Former Lt. Governor Declares the GOP Dead in Montana

A Republican-turned-Democrat running for an upcoming vacancy in the Senate said the GOP no longer exists in Montana.

John Bohlinger, 77, served in the Montana state house and senate before running as a Republican lieutenant governor candidate alongside Democratic gubernatorial candidate Brian Schweitzer. The split ticket won in 2004 and 2008.

Bohlinger is now running as a Democrat for the seat being vacated by retiring Sen. Max Baucus (D-Mont.).

“My place in the Republican Party began to disappear when the moderates like myself began to disappear. I found that I really had no place in the caucus. I was a member of our House of Representatives for three terms, elected to two terms in our Montana Senate,” Bohlinger told MSNBC.

“And with the coming of a stronger support of libertarians and Tea Party members, moderates just — they were forced out. And the party of which I was once a member no longer exists today in Montana. They’ve either become independent or they’ve become Democrats. And I chose to become a Democrat.”
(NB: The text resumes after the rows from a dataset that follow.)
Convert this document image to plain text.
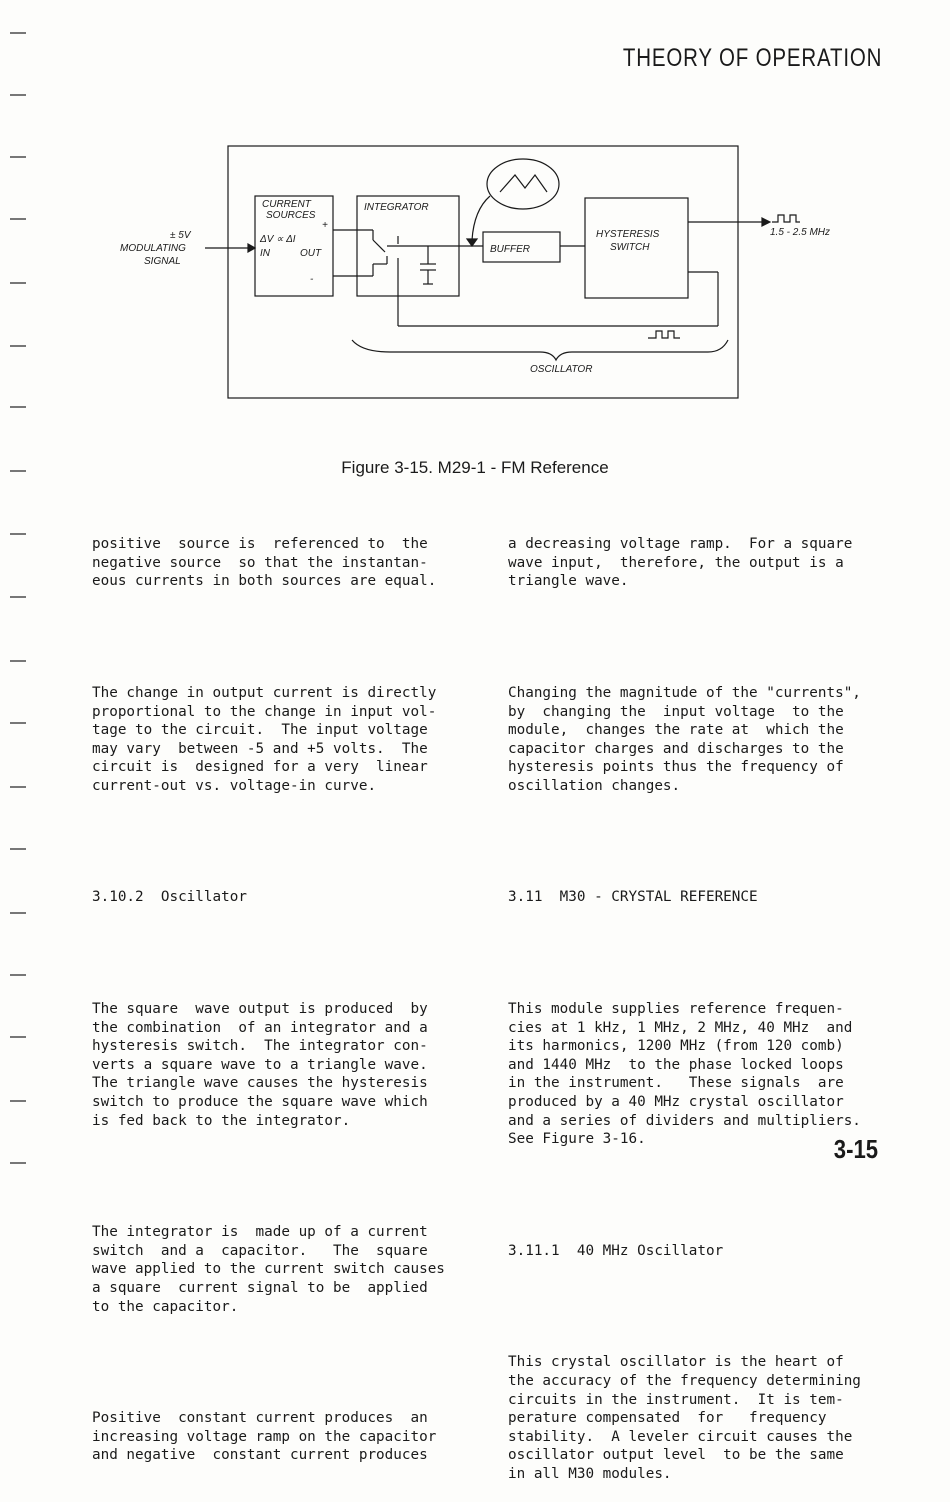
THEORY OF OPERATION
± 5V
MODULATING
SIGNAL
CURRENT
SOURCES
+
-
ΔV ∝ ΔI
IN	OUT
INTEGRATOR
BUFFER
HYSTERESIS
SWITCH
1.5 - 2.5 MHz
OSCILLATOR
Figure 3-15. M29-1 - FM Reference

positive  source is  referenced to  the
negative source  so that the instantan-
eous currents in both sources are equal.

The change in output current is directly
proportional to the change in input vol-
tage to the circuit.  The input voltage
may vary  between -5 and +5 volts.  The
circuit is  designed for a very  linear
current-out vs. voltage-in curve.

3.10.2  Oscillator

The square  wave output is produced  by
the combination  of an integrator and a
hysteresis switch.  The integrator con-
verts a square wave to a triangle wave.
The triangle wave causes the hysteresis
switch to produce the square wave which
is fed back to the integrator.

The integrator is  made up of a current
switch  and a  capacitor.   The  square
wave applied to the current switch causes
a square  current signal to be  applied
to the capacitor.

Positive  constant current produces  an
increasing voltage ramp on the capacitor
and negative  constant current produces

a decreasing voltage ramp.  For a square
wave input,  therefore, the output is a
triangle wave.

Changing the magnitude of the "currents",
by  changing the  input voltage  to the
module,  changes the rate at  which the
capacitor charges and discharges to the
hysteresis points thus the frequency of
oscillation changes.

3.11  M30 - CRYSTAL REFERENCE

This module supplies reference frequen-
cies at 1 kHz, 1 MHz, 2 MHz, 40 MHz  and
its harmonics, 1200 MHz (from 120 comb)
and 1440 MHz  to the phase locked loops
in the instrument.   These signals  are
produced by a 40 MHz crystal oscillator
and a series of dividers and multipliers.
See Figure 3-16.

3.11.1  40 MHz Oscillator

This crystal oscillator is the heart of
the accuracy of the frequency determining
circuits in the instrument.  It is tem-
perature compensated  for   frequency
stability.  A leveler circuit causes the
oscillator output level  to be the same
in all M30 modules.

3-15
Montana’s other senator, Jon Tester (D), fended off a challenge last year from Rep. Denny Rehberg (R-Mont.). Running for Baucus’ seat on the GOP side is Rep. Steve Daines (R-Mont.), who filled Rehberg’s seat.
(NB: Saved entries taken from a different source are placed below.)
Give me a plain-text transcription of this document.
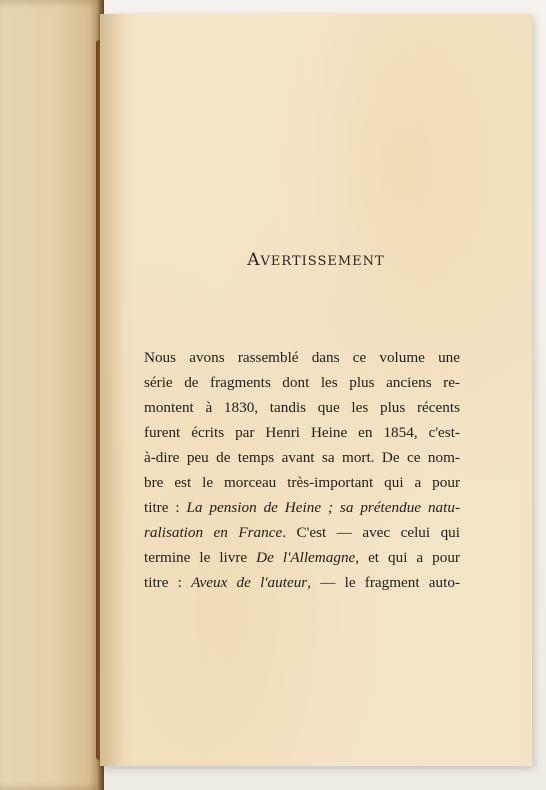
AVERTISSEMENT
Nous avons rassemblé dans ce volume une
série de fragments dont les plus anciens re-
montent à 1830, tandis que les plus récents
furent écrits par Henri Heine en 1854, c'est-
à-dire peu de temps avant sa mort. De ce nom-
bre est le morceau très-important qui a pour
titre : La pension de Heine ; sa prétendue natu-
ralisation en France. C'est — avec celui qui
termine le livre De l'Allemagne, et qui a pour
titre : Aveux de l'auteur, — le fragment auto-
Bohlinger maintained that today Ronald Reagan wouldn’t “pass the smell test” with the GOP.

“He was a moderate by today’s standards, which, you know, those moderates have left the Republican Party. He might have a hard time finding a seat at the table,” he said.

Bohlinger said the Tea Party has “moved so far to the right of the mainstream, it’s difficult for them to really find traction.”
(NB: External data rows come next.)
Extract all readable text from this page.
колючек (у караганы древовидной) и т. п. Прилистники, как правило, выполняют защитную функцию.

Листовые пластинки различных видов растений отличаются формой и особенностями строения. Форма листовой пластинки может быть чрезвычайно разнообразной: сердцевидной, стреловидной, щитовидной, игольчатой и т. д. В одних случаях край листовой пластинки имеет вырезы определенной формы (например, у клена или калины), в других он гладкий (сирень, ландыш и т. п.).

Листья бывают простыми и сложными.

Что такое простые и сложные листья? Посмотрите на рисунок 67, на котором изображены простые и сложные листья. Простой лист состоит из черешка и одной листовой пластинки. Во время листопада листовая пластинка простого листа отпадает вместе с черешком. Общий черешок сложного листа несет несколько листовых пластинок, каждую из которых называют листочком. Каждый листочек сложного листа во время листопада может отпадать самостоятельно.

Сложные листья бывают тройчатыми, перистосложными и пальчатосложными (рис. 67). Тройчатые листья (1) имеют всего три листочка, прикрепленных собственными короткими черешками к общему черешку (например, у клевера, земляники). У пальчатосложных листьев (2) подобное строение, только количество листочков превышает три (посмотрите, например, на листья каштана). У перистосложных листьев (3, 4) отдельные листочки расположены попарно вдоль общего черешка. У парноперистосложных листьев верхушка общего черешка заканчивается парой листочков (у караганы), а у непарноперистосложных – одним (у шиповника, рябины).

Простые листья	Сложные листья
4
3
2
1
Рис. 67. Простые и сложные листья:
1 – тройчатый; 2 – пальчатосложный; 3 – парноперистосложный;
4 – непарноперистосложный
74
“Max Baucus is a conservative Democrat. His style of politics has appealed to a lot of Montanans. Served for six terms in the U.S. Senate. Two terms in the House of Representatives. So he’s got 40 years on the hill,” he said. “His popularity has been challenged, but I think that, you know, the Tea Party has not been — I don’t think they’ve been a problem in his — in his campaign or reelection efforts. They — I think they are just too far to the right from where the mainstream is here in Montana.”

In announcing his bid for the Senate seat last week, Bohlinger compared the Tea Party to Afghan Islamic extremists.

“We need to challenge the Tea Party representatives who like the Taliban shut our country down,” he said.